The home was opened in early 1946. Staff included soldiers from the Jewish Brigades and appointees of the JDC, which also provided food, medication and books.
The children began to learn Hebrew and other subjects and to play outdoors.
“It took some time, but they caught up,” Love recalled.
The Jewish Agency for Israel — and the few surviving parents — wanted the children to come to Israel, but the British distributed only a few hundred immigration certificates per month. In Germany’s British zone, authorities “agreed to get certificates for children,” Kadosh said — part of the attraction of the Blankenese home.
The first group of children arrived in Blankenese from the DP camp at Bergen Belsen. After four months, they received certificates to go to Palestine.
A second group followed in a similar pattern. The third group “was smuggled into the British zone” and left Blankenese in 1948, shortly before the Jewish state was declared.
After the last group left, the Joint continued to use the Warburg property as a home for children until 1949.
“There were not enough children any more,” Kadosh said.
Love had lost her mother, sister and brother in the camps. A half-year after she was liberated from Stutthof, she learned that her father was looking for her “all over the world.” They were reunited in Italy in 1946.
Love soon returned to Germany, where she worked for the UNRRA. One day a knock came on her door.

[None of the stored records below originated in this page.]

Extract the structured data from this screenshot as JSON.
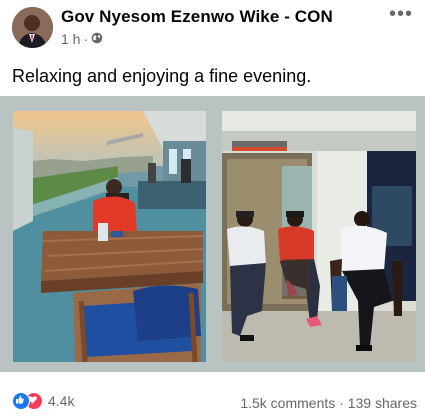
{
  "post": {
    "author": "Gov Nyesom Ezenwo Wike - CON",
    "time": "1 h",
    "separator": "·",
    "text": "Relaxing and enjoying a fine evening."
  },
  "footer": {
    "reaction_count": "4.4k",
    "comments": "1.5k comments",
    "separator": "·",
    "shares": "139 shares"
  },
  "icons": {
    "privacy": "globe-icon",
    "more": "more-options-icon",
    "like": "like-reaction-icon",
    "love": "love-reaction-icon"
  },
  "colors": {
    "like": "#1877f2",
    "love": "#f33e58",
    "meta_text": "#65676b",
    "photo_frame": "#b9c4c2"
  }
}
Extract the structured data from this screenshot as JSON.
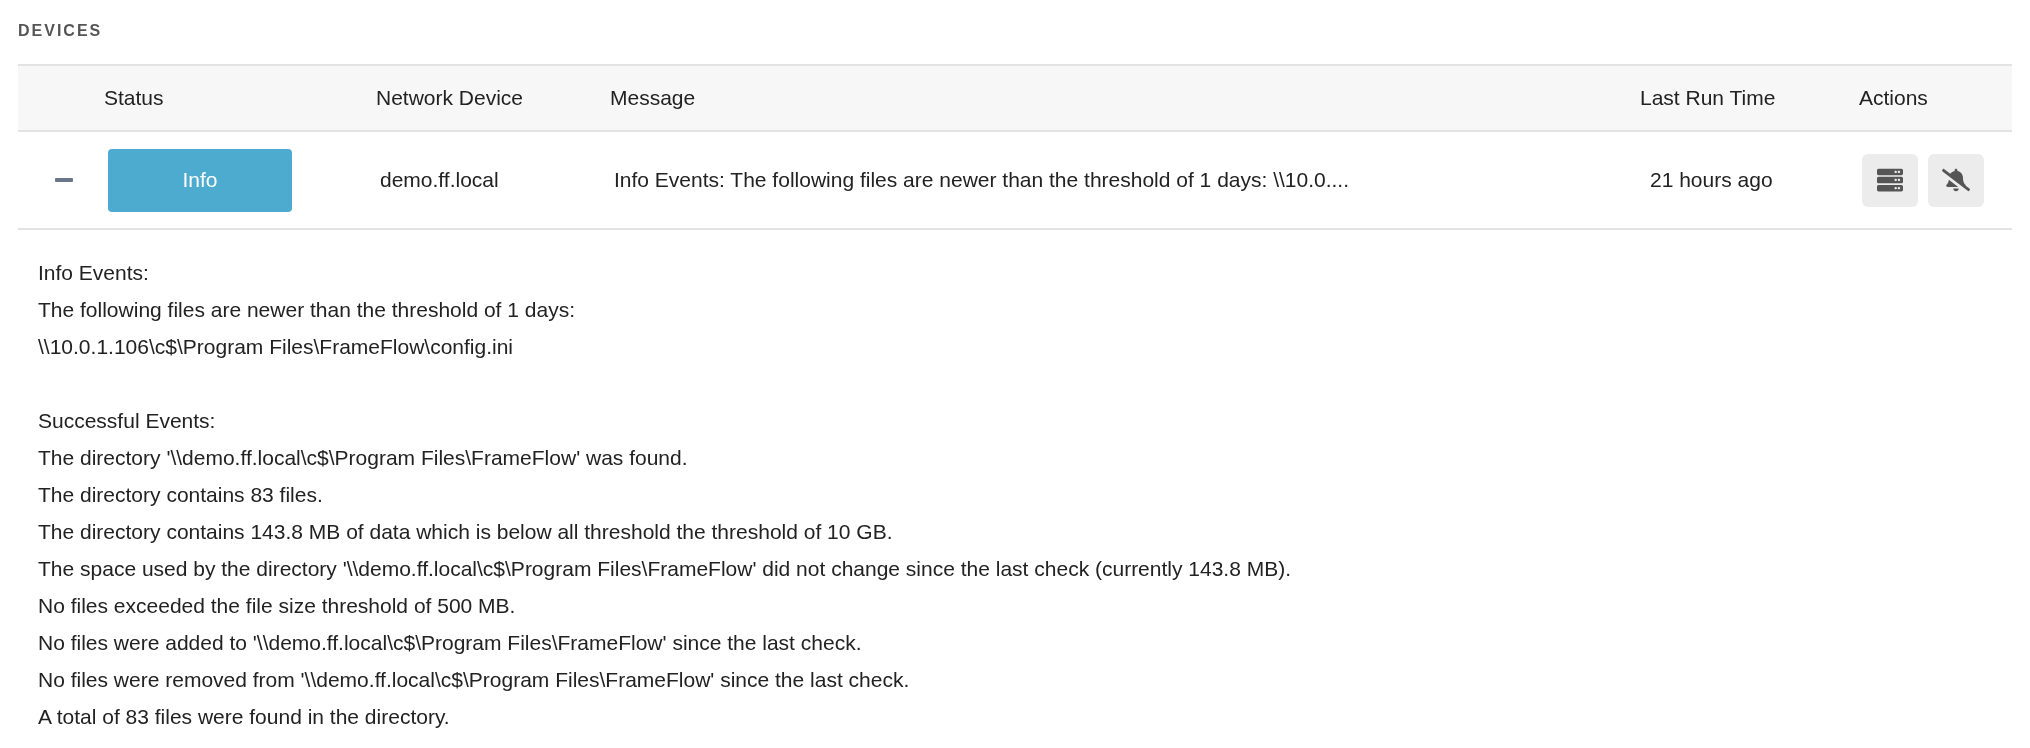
{
  "section_title": "DEVICES",
  "table": {
    "columns": [
      "Status",
      "Network Device",
      "Message",
      "Last Run Time",
      "Actions"
    ],
    "rows": [
      {
        "expanded": true,
        "status": {
          "label": "Info",
          "kind": "info"
        },
        "device": "demo.ff.local",
        "message": "Info Events: The following files are newer than the threshold of 1 days: \\\\10.0....",
        "last_run": "21 hours ago",
        "actions": [
          {
            "kind": "server"
          },
          {
            "kind": "mute"
          }
        ],
        "details": [
          {
            "lines": [
              "Info Events:",
              "The following files are newer than the threshold of 1 days:",
              "\\\\10.0.1.106\\c$\\Program Files\\FrameFlow\\config.ini"
            ]
          },
          {
            "lines": [
              "Successful Events:",
              "The directory '\\\\demo.ff.local\\c$\\Program Files\\FrameFlow' was found.",
              "The directory contains 83 files.",
              "The directory contains 143.8 MB of data which is below all threshold the threshold of 10 GB.",
              "The space used by the directory '\\\\demo.ff.local\\c$\\Program Files\\FrameFlow' did not change since the last check (currently 143.8 MB).",
              "No files exceeded the file size threshold of 500 MB.",
              "No files were added to '\\\\demo.ff.local\\c$\\Program Files\\FrameFlow' since the last check.",
              "No files were removed from '\\\\demo.ff.local\\c$\\Program Files\\FrameFlow' since the last check.",
              "A total of 83 files were found in the directory."
            ]
          }
        ]
      }
    ]
  }
}
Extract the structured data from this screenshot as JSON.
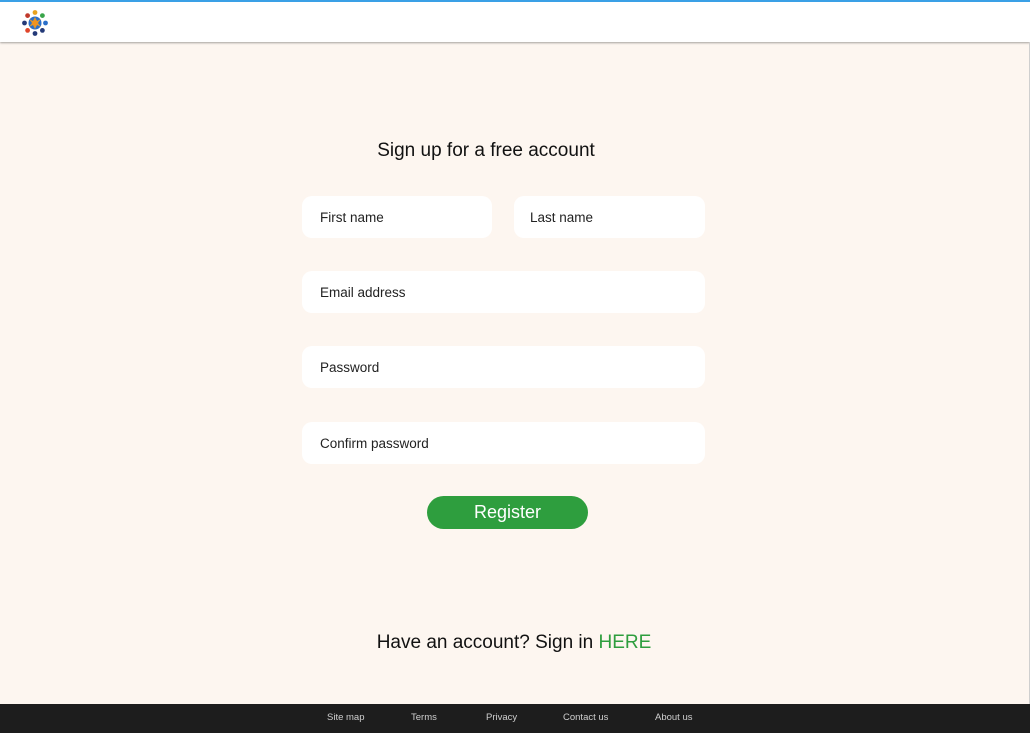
{
  "form": {
    "title": "Sign up for a free account",
    "fields": {
      "first_name": {
        "placeholder": "First name",
        "value": ""
      },
      "last_name": {
        "placeholder": "Last name",
        "value": ""
      },
      "email": {
        "placeholder": "Email address",
        "value": ""
      },
      "password": {
        "placeholder": "Password",
        "value": ""
      },
      "confirm_password": {
        "placeholder": "Confirm password",
        "value": ""
      }
    },
    "register_label": "Register"
  },
  "signin": {
    "prompt": "Have an account? Sign in ",
    "link_label": "HERE"
  },
  "footer": {
    "links": [
      "Site map",
      "Terms",
      "Privacy",
      "Contact us",
      "About us"
    ]
  },
  "logo": {
    "icon": "colorful-people-circle-logo"
  },
  "colors": {
    "accent": "#2e9e3e",
    "background": "#fdf6f0",
    "footer": "#1d1d1d",
    "topbar_border": "#3aa0e6"
  }
}
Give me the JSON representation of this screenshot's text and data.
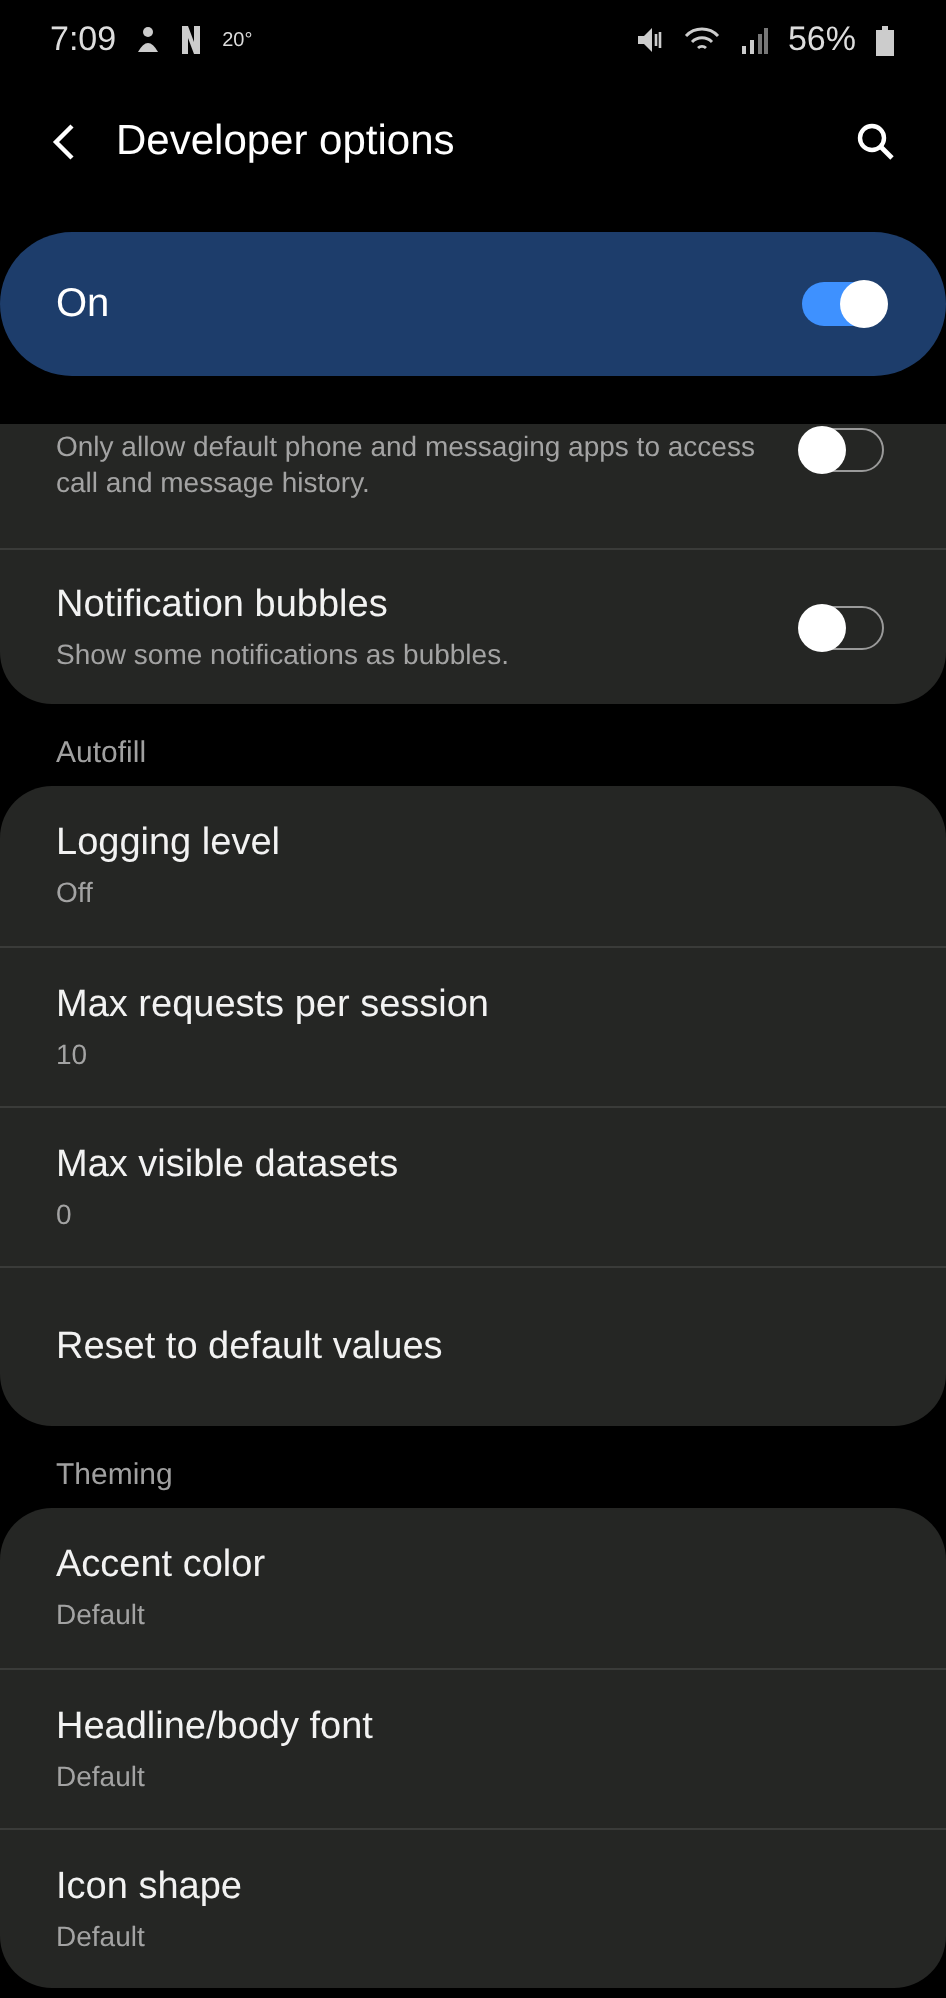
{
  "status_bar": {
    "time": "7:09",
    "temperature": "20°",
    "battery": "56%"
  },
  "header": {
    "title": "Developer options"
  },
  "master_switch": {
    "label": "On",
    "on": true
  },
  "top_card": [
    {
      "subtitle": "Only allow default phone and messaging apps to access call and message history.",
      "on": false
    },
    {
      "title": "Notification bubbles",
      "subtitle": "Show some notifications as bubbles.",
      "on": false
    }
  ],
  "sections": [
    {
      "heading": "Autofill",
      "items": [
        {
          "title": "Logging level",
          "subtitle": "Off"
        },
        {
          "title": "Max requests per session",
          "subtitle": "10"
        },
        {
          "title": "Max visible datasets",
          "subtitle": "0"
        },
        {
          "title": "Reset to default values"
        }
      ]
    },
    {
      "heading": "Theming",
      "items": [
        {
          "title": "Accent color",
          "subtitle": "Default"
        },
        {
          "title": "Headline/body font",
          "subtitle": "Default"
        },
        {
          "title": "Icon shape",
          "subtitle": "Default"
        }
      ]
    }
  ]
}
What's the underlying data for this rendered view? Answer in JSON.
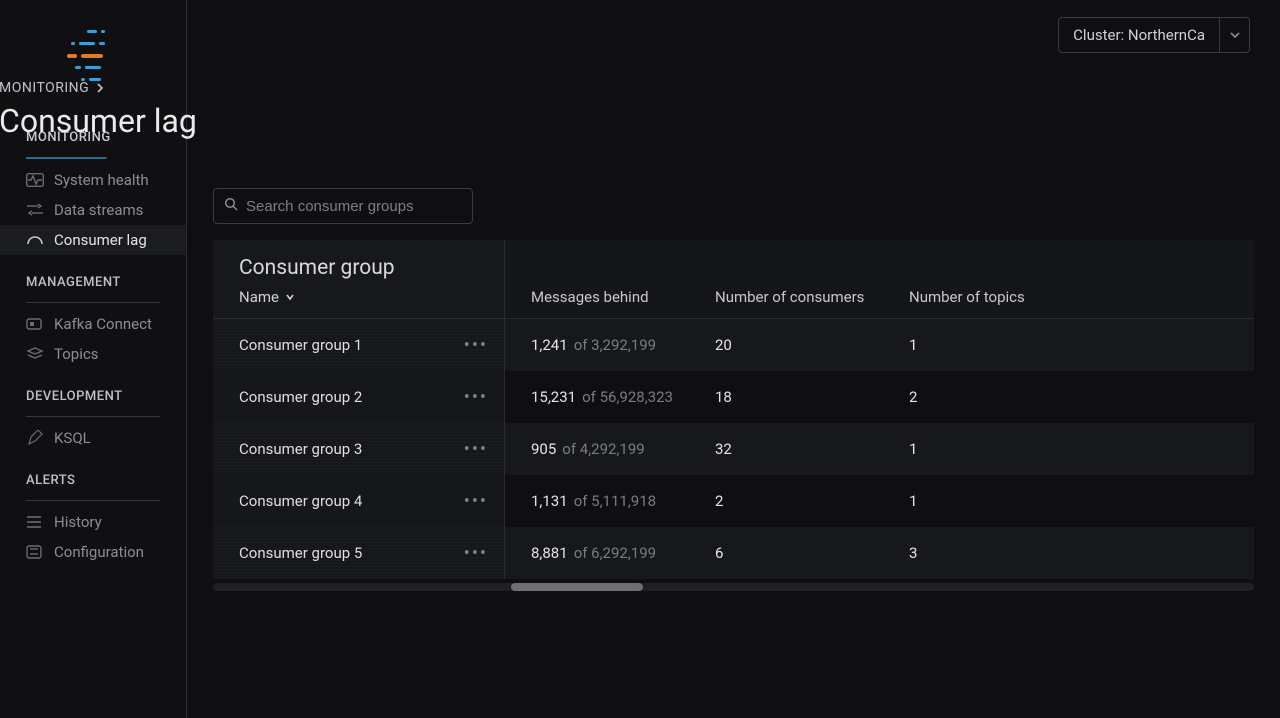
{
  "cluster_selector": {
    "label": "Cluster: NorthernCa"
  },
  "breadcrumb": "MONITORING",
  "page_title": "Consumer lag",
  "search": {
    "placeholder": "Search consumer groups"
  },
  "sidebar": {
    "sections": {
      "monitoring": {
        "title": "MONITORING",
        "items": [
          {
            "label": "System health"
          },
          {
            "label": "Data streams"
          },
          {
            "label": "Consumer lag"
          }
        ]
      },
      "management": {
        "title": "MANAGEMENT",
        "items": [
          {
            "label": "Kafka Connect"
          },
          {
            "label": "Topics"
          }
        ]
      },
      "development": {
        "title": "DEVELOPMENT",
        "items": [
          {
            "label": "KSQL"
          }
        ]
      },
      "alerts": {
        "title": "ALERTS",
        "items": [
          {
            "label": "History"
          },
          {
            "label": "Configuration"
          }
        ]
      }
    }
  },
  "table": {
    "group_header": "Consumer group",
    "sort_label": "Name",
    "headers": {
      "messages": "Messages behind",
      "consumers": "Number of consumers",
      "topics": "Number of topics"
    },
    "rows": [
      {
        "name": "Consumer group 1",
        "behind": "1,241",
        "total": "3,292,199",
        "consumers": "20",
        "topics": "1"
      },
      {
        "name": "Consumer group 2",
        "behind": "15,231",
        "total": "56,928,323",
        "consumers": "18",
        "topics": "2"
      },
      {
        "name": "Consumer group 3",
        "behind": "905",
        "total": "4,292,199",
        "consumers": "32",
        "topics": "1"
      },
      {
        "name": "Consumer group 4",
        "behind": "1,131",
        "total": "5,111,918",
        "consumers": "2",
        "topics": "1"
      },
      {
        "name": "Consumer group 5",
        "behind": "8,881",
        "total": "6,292,199",
        "consumers": "6",
        "topics": "3"
      }
    ]
  }
}
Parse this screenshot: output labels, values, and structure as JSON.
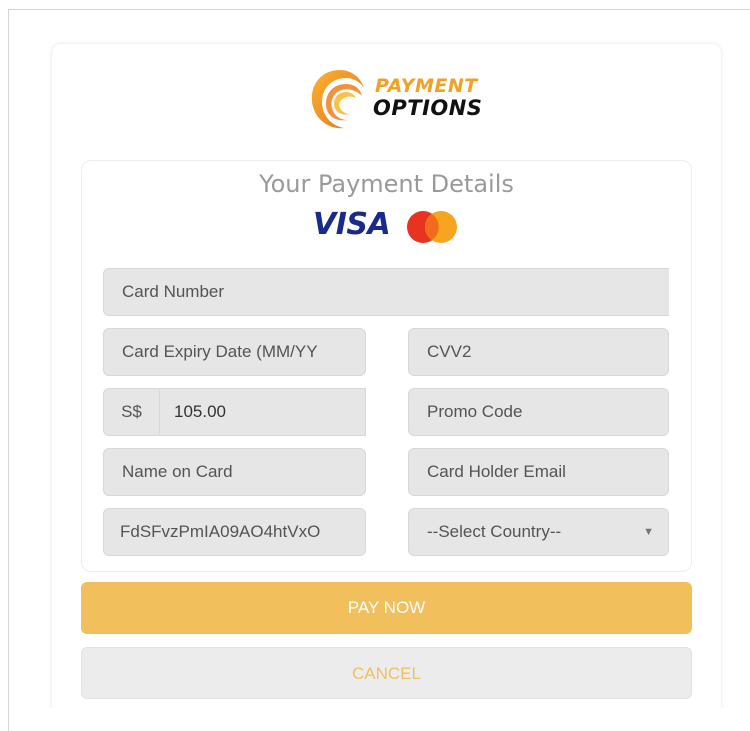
{
  "logo": {
    "line1": "PAYMENT",
    "line2": "OPTIONS"
  },
  "form": {
    "title": "Your Payment Details",
    "brands": {
      "visa": "VISA",
      "mastercard": "mastercard"
    },
    "card_number": {
      "placeholder": "Card Number",
      "value": ""
    },
    "expiry": {
      "placeholder": "Card Expiry Date (MM/YY",
      "value": ""
    },
    "cvv": {
      "placeholder": "CVV2",
      "value": ""
    },
    "currency_prefix": "S$",
    "amount": "105.00",
    "promo": {
      "placeholder": "Promo Code",
      "value": ""
    },
    "name_on_card": {
      "placeholder": "Name on Card",
      "value": ""
    },
    "email": {
      "placeholder": "Card Holder Email",
      "value": ""
    },
    "reference": "FdSFvzPmIA09AO4htVxO",
    "country": {
      "selected": "--Select Country--"
    }
  },
  "actions": {
    "pay_label": "PAY NOW",
    "cancel_label": "CANCEL"
  },
  "colors": {
    "accent": "#f2bf5d",
    "visa_blue": "#1a2a8c",
    "field_bg": "#e6e6e6"
  },
  "icons": {
    "dropdown": "caret-down-icon",
    "mastercard": "mastercard-icon",
    "logo": "swirl-logo-icon"
  }
}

“We are looking for Miss Love.”
“You are speaking to her.”
“We need you in the Joint.”
What were they talking about?
“You speak all these weird languages,” they said. Yiddish, Russian, Hebrew and German — all were needed at the home in Blankenese.
In the concentration camps, “German officers would piss on you and then say that Jews stink,” Love said. Then, in Blankenese, “There were gardens. And houses. The children were allowed to play, to run around.”
Love signed on for three months. In the end she stayed for three years, until the home was closed.